Le bruit des voitures est concret, ne serait-ce que par la précision qu’on nous donne : au ralenti, puis glisse par juxtaposition et répétition à son équivalence imaginaire symbolique : J’entends des bruits, j’entends des chiens, avant transposition du symbolique au statut de réalité : c’est plein de chiens. Enfin reprise par le verbe du statut fantasmatique : qui rampent / qui rampe, pour le réaffirmer en amenant sur lui l’effet concret repris d’une réalité naturellement associée à celle du bruit d’un moteur de : l’expression toute nue et déterminée la lumière des phares, plus fort que le conditionnel on verrait qui augmente l’illusion en la laissant, finalement, comme simple possible. Entre temps, de ils rampent à ce qui rampe, c’est le fantasme qui a été renforcé, et est parvenu au statut de réel : le fonctionnement même du roman.

 

Rentrer à pied il y en aurait pour des heures, à travers ces quartiers sans lumière, et sans panneau d’indication. QO 13.

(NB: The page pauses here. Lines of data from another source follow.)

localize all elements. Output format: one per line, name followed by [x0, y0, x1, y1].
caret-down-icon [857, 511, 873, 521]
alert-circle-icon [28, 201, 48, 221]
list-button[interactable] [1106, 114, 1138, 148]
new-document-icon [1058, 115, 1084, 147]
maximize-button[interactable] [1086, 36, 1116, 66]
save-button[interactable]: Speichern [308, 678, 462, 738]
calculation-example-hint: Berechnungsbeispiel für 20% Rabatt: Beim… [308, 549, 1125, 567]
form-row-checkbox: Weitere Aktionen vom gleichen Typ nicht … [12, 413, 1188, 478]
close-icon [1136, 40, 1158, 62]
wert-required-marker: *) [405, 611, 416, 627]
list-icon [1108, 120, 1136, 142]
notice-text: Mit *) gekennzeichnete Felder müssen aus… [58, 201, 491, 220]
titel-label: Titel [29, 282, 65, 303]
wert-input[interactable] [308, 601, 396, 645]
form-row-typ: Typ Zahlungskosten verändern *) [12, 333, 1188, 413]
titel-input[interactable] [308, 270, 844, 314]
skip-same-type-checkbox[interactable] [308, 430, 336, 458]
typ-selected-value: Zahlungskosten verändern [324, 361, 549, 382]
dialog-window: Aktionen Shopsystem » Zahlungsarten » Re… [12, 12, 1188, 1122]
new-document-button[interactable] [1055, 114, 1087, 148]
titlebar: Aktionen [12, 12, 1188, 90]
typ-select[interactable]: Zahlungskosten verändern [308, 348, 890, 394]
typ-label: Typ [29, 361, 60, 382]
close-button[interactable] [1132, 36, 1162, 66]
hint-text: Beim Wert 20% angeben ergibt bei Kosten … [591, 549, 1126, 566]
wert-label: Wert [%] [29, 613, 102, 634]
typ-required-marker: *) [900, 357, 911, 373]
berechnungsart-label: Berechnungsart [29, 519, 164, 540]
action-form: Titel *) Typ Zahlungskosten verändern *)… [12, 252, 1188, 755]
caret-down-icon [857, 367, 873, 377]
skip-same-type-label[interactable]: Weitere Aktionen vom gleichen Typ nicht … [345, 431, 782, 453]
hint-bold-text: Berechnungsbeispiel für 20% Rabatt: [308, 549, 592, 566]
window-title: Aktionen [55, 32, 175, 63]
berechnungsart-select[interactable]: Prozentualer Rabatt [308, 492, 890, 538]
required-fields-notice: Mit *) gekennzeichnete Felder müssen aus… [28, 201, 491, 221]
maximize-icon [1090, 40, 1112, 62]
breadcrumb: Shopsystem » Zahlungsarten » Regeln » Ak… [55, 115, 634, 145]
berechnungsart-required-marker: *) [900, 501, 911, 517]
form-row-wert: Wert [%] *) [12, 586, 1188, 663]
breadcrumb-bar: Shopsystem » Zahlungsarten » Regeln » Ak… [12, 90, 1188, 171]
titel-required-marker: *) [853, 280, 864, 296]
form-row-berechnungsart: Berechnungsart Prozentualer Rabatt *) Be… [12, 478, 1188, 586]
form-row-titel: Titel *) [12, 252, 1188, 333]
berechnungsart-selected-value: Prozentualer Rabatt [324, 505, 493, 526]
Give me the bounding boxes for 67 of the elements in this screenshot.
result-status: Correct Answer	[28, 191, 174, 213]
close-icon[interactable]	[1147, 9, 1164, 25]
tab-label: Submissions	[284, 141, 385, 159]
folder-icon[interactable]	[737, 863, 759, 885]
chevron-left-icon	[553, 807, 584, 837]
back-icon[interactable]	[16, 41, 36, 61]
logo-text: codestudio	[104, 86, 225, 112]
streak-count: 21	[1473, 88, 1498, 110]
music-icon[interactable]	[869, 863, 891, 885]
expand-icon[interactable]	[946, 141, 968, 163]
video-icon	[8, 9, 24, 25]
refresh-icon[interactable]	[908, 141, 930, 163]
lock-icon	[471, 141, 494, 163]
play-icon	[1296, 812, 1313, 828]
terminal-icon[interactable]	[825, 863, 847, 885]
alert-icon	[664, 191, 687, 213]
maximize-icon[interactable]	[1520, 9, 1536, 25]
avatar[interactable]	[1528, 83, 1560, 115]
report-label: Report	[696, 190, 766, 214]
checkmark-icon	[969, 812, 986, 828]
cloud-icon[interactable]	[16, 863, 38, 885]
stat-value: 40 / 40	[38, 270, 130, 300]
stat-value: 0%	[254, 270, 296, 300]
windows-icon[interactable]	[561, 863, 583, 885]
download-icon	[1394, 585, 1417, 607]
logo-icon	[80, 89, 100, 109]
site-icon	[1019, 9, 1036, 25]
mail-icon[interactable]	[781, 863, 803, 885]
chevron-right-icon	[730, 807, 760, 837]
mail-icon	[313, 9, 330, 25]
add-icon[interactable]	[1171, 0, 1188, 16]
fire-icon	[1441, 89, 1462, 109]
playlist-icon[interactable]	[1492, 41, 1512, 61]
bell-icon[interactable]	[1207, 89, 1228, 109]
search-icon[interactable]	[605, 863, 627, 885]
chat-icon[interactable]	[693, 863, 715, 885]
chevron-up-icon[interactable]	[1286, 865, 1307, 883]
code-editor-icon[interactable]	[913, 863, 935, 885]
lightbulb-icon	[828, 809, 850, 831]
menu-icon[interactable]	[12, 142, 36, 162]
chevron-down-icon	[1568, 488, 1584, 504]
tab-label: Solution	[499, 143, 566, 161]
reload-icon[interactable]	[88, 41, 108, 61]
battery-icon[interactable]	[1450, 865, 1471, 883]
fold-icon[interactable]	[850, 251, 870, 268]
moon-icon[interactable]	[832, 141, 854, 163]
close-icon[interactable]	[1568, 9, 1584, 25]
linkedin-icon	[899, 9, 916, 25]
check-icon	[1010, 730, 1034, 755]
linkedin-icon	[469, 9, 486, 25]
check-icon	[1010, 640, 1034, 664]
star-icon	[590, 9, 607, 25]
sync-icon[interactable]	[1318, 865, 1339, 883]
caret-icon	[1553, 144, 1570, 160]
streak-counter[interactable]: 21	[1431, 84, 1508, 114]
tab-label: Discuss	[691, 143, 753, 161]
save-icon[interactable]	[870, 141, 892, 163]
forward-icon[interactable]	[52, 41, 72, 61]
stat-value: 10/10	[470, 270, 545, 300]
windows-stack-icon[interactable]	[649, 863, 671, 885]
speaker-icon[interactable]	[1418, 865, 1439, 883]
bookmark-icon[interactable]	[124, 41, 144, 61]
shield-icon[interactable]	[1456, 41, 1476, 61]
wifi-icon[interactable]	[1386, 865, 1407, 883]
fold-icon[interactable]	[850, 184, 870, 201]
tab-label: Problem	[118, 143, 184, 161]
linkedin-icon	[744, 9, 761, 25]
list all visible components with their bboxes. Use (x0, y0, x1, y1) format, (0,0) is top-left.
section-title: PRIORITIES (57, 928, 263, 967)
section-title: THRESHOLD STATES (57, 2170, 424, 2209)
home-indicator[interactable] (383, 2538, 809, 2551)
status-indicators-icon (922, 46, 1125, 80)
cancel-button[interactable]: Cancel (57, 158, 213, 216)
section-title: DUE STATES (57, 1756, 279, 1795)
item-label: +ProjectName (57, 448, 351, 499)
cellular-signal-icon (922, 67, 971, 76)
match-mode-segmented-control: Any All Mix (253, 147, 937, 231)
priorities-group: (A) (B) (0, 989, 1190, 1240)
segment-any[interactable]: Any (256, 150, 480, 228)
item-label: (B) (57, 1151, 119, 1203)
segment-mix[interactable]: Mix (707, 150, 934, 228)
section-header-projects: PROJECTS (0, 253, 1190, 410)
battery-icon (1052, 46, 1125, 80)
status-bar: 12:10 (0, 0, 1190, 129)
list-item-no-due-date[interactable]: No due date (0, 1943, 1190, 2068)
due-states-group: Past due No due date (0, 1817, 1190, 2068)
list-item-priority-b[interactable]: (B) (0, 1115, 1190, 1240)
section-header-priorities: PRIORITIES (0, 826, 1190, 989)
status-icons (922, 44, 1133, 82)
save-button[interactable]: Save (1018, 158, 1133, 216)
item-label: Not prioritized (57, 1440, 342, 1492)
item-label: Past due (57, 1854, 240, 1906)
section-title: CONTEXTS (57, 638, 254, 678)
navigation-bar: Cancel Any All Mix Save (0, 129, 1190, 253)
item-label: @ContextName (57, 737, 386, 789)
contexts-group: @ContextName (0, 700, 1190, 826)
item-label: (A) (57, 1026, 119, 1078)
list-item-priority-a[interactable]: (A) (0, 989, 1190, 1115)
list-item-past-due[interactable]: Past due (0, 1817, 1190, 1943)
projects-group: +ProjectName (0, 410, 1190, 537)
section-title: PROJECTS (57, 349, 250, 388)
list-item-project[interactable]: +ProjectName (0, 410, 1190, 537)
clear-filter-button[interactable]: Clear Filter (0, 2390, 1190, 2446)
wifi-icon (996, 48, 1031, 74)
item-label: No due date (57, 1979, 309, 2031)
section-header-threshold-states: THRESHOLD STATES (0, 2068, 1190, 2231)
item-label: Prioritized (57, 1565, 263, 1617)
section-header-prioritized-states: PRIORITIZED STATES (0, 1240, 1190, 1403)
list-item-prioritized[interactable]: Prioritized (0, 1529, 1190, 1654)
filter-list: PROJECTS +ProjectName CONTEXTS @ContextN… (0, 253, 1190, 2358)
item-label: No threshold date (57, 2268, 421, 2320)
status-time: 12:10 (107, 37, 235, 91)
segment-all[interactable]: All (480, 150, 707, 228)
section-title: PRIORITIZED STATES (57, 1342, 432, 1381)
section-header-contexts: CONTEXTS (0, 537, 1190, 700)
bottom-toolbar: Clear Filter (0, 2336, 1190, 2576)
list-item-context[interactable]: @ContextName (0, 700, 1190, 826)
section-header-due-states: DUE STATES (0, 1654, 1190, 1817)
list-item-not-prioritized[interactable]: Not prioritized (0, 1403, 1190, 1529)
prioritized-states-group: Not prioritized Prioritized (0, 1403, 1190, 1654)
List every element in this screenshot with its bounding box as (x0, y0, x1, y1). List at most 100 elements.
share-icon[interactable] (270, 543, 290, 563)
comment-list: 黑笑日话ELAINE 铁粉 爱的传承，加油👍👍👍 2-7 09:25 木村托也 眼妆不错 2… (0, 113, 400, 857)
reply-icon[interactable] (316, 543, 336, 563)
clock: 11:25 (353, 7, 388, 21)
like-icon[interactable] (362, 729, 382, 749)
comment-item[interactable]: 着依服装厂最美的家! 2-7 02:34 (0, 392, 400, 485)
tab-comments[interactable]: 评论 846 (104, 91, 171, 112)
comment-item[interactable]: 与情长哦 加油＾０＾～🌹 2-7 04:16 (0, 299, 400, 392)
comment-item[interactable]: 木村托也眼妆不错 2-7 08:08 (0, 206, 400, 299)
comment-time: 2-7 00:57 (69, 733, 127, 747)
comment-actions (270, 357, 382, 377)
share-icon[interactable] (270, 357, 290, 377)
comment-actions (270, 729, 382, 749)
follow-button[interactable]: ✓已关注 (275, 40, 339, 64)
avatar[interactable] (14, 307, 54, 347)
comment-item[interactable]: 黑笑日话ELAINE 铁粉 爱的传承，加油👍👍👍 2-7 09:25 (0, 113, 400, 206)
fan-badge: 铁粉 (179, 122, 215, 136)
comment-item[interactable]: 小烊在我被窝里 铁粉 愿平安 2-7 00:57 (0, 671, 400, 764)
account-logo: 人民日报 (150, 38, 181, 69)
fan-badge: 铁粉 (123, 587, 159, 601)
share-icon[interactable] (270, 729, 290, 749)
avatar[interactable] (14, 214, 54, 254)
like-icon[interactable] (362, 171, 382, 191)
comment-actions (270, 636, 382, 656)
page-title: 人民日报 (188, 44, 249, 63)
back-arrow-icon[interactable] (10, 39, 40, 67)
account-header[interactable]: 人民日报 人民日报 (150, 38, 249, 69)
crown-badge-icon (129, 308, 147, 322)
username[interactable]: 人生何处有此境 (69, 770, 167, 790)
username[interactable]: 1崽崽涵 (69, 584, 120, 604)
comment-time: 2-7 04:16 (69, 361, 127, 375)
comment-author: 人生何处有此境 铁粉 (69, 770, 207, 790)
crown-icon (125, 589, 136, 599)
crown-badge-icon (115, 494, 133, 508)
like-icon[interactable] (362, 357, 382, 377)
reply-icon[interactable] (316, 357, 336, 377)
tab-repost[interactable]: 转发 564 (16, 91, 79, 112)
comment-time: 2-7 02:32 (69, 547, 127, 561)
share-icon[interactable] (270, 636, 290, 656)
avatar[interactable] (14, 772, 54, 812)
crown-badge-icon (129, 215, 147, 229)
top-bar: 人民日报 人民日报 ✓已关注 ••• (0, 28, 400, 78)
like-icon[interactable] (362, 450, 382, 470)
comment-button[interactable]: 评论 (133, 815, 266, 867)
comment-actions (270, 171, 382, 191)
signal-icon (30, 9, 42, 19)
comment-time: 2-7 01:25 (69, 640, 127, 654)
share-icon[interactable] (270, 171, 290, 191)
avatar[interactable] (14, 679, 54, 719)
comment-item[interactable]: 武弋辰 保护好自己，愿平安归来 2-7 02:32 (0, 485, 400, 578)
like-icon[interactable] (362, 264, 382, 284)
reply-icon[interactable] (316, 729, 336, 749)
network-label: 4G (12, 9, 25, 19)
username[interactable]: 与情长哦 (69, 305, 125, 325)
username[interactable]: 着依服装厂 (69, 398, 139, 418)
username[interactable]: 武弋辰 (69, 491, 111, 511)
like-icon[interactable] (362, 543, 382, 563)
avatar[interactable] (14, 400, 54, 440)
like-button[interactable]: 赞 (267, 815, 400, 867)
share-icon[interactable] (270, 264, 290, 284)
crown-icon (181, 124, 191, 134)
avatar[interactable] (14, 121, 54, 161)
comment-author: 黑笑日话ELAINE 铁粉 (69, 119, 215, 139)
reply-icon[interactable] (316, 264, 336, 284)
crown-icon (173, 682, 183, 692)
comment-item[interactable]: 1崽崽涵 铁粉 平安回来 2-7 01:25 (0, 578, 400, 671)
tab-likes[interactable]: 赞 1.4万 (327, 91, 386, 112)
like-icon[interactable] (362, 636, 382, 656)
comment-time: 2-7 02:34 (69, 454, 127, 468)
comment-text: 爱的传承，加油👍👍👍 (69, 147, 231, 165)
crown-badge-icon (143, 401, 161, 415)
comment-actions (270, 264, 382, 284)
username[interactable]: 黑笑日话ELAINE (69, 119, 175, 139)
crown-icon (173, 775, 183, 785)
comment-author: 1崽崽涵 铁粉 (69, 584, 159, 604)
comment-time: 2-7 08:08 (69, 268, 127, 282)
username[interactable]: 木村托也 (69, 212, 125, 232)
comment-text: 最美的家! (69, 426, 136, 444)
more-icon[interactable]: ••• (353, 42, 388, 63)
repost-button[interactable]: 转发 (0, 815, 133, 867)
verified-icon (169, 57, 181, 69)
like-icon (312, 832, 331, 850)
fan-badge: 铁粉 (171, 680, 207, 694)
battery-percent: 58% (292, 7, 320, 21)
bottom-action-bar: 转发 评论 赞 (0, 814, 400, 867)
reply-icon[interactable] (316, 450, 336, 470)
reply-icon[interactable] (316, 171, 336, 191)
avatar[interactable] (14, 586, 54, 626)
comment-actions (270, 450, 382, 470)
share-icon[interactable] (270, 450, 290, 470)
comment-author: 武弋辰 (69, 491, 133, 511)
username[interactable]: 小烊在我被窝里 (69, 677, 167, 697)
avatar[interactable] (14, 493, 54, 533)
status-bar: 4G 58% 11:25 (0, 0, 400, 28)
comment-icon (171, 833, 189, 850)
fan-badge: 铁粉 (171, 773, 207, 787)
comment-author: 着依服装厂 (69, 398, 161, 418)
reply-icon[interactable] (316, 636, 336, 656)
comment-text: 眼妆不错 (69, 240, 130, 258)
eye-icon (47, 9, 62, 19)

Le théâtre a cette magie hors de la littérature que ce qu’il nomme et qu’on ne voit pas prend statut de réalité par le fait même qu’on la nomme (au-delà de la scène, et dans le présent de ce qu’elle profère, ces quartiers sans lumière), mais ce dispositif encore doit être porté à ses limites pour être à l’instant même crédible et que ça fonctionne (Je crois très sincèrement que le théâtre est un art qui finit, tranquillement. Et c’est pour cela que ça devient intéressant. PdV 66), limites qui sont la capacité à jouer d’une superposition de ce qu’on dit, qui désigne le présent immédiat de l’espace, avec ce que par la langue seule on nomme, réalité du dehors supposé. Encore faut-il qu’un corps avec bouche soit là qui prononce, et c’est parce que le corps lui-même sera exposé dans ce que la bouche énonce que la limite deviendra matérielle et donc suggestive. On met tout devant les corps, corps contre matière, planches, arpentant espace avec corps, donc la marche à pied désignée par le texte une sorte d’effet miroir en amont de la scène (énigme de l’écriture de théâtre qu’elle commence par désigner ce reflet) : on reconnaît l’artifice qu’est le choc initial du théâtre comme fait accompli, lune bouche promenée au-dessus de pieds, arpentant les planches. Rentrer à pied désigne d’abord ce qui se passe ici pour ce corps : assez resterait pour échapper au champ de force qui l’enclôt là, traverser à pied permettrait de quitter le théâtre vers cette réalité au-delà, espace ici séparé du monde, mais en continuité avec le monde. En nommant sa réalité d’espace, on nomme du même coup le champ de force qui isole ici le théâtre, et pas de panneau d’indication, c’est vieux comme le théâtre mais à réinventer chaque fois dans la nouvelle réalité nommée : hangar, ville, et ce mur d’obscurité, mais toujours le corps, la voix qui nomme et les pieds qui arpentent.

 

Autrefois il y avait des lampadaires, ici ; c’était un quartier bourgeois, ordinaire, animé, je m’en souviens très bien. Il y avait des parcs avec des arbres ; il y avait des voitures ; il y avait des cafés et des commerces, il y avait des vieux qui traversaient la rue, des enfants dans des poussettes ; les anciens entrepôts du port servaient de parkings et certains, de marchés couverts. C’était un quartier d’artisans et de retraités, un monde ordinaire, innocent. Il n’y a pas si longtemps. QO 13.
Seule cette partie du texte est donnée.